I'm willing to concede that today's Islamic fundamentalism has some of its roots in the Muslim Brotherhood of the 1930s, which supported the Axis, and that there are parallels worth pointing out.
However, I think the term 'clerical fascist' is a needlessly orientalizing one that obscures far more than it enlightens in this discussion.
Moreover, my understanding of the Taliban, despite the media and now US government distortions, does not lead me to conclude that they are uniquely awful as far as fundamentalist Islamic movements go--especially ones in countries with civil wars. Nor were they the first to impose Islamic law on Afghanistan.
No, that does not make me a supporter of or apologist for either the Kandahar Taliban under the Mullah Omar or OBL and al Qaeda, which was and still is a terror network, not a church.
However, I can not say anything supportive of the US's war on Afghanistan for all the reasons that at least a handful have given on this list. The US's already limited democracy decays during war; the defense sector gets even more money to waste; and thousands upon thousands of Pilger's 'unpeople' will die unnecessarily.

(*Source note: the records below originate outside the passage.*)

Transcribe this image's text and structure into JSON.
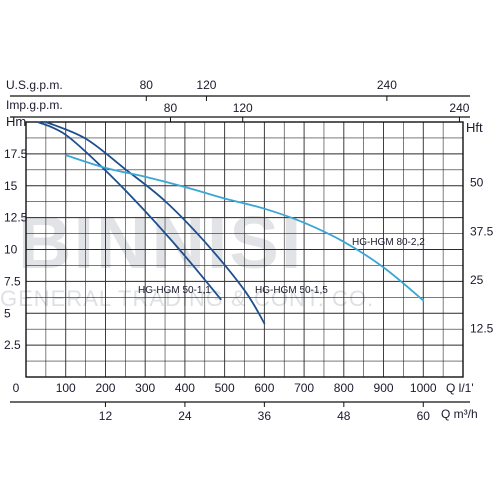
{
  "chart_data": {
    "type": "line",
    "colors": {
      "dark": "#1e4f8f",
      "light": "#3aa6d6",
      "grid": "#2a2a2a"
    },
    "axes": {
      "q_lpm": {
        "label": "Q l/1'",
        "ticks": [
          "0",
          "100",
          "200",
          "300",
          "400",
          "500",
          "600",
          "700",
          "800",
          "900",
          "1000"
        ],
        "range": [
          0,
          1100
        ]
      },
      "q_m3h": {
        "label": "Q m³/h",
        "ticks": [
          "12",
          "24",
          "36",
          "48",
          "60"
        ]
      },
      "us_gpm": {
        "label": "U.S.g.p.m.",
        "ticks": [
          "80",
          "120",
          "240"
        ]
      },
      "imp_gpm": {
        "label": "Imp.g.p.m.",
        "ticks": [
          "80",
          "120",
          "240"
        ]
      },
      "hm": {
        "label": "Hm",
        "ticks": [
          "2.5",
          "5",
          "7.5",
          "10",
          "12.5",
          "15",
          "17.5"
        ],
        "range": [
          0,
          20
        ]
      },
      "hft": {
        "label": "Hft",
        "ticks": [
          "12.5",
          "25",
          "37.5",
          "50"
        ]
      }
    },
    "series": [
      {
        "name": "HG-HGM 50-1,1",
        "color": "dark",
        "x": [
          30,
          100,
          200,
          300,
          400,
          490
        ],
        "y": [
          20,
          19,
          16.2,
          13,
          9.5,
          6.1
        ]
      },
      {
        "name": "HG-HGM 50-1,5",
        "color": "dark",
        "x": [
          50,
          150,
          250,
          350,
          450,
          550,
          600
        ],
        "y": [
          20,
          18.7,
          16.3,
          13.8,
          10.6,
          6.8,
          4.2
        ]
      },
      {
        "name": "HG-HGM 80-2,2",
        "color": "light",
        "x": [
          100,
          200,
          300,
          400,
          500,
          600,
          700,
          800,
          900,
          1000
        ],
        "y": [
          17.4,
          16.4,
          15.7,
          14.9,
          14.0,
          13.2,
          12.1,
          10.6,
          8.6,
          6.0
        ]
      }
    ],
    "curve_labels": [
      "HG-HGM 50-1,1",
      "HG-HGM 50-1,5",
      "HG-HGM 80-2,2"
    ],
    "watermark": {
      "text": "BINNISI",
      "subtext": "GENERAL TRADING & CONT. CO."
    },
    "grid": true
  }
}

One somewhat unrelated footnote concerns the surprise some people have expressed about the sudden collapse of the Taliban and the defection of so many of their leaders. The very means of achieving this is how the Taliban themselves came to power so suddenly, too. Leaders and groups were paid to go to the other side. Money appeals to many far more than anti-western, religious or nationalist fervour. Selling ones' loyalty seems to be a major way of surviving there.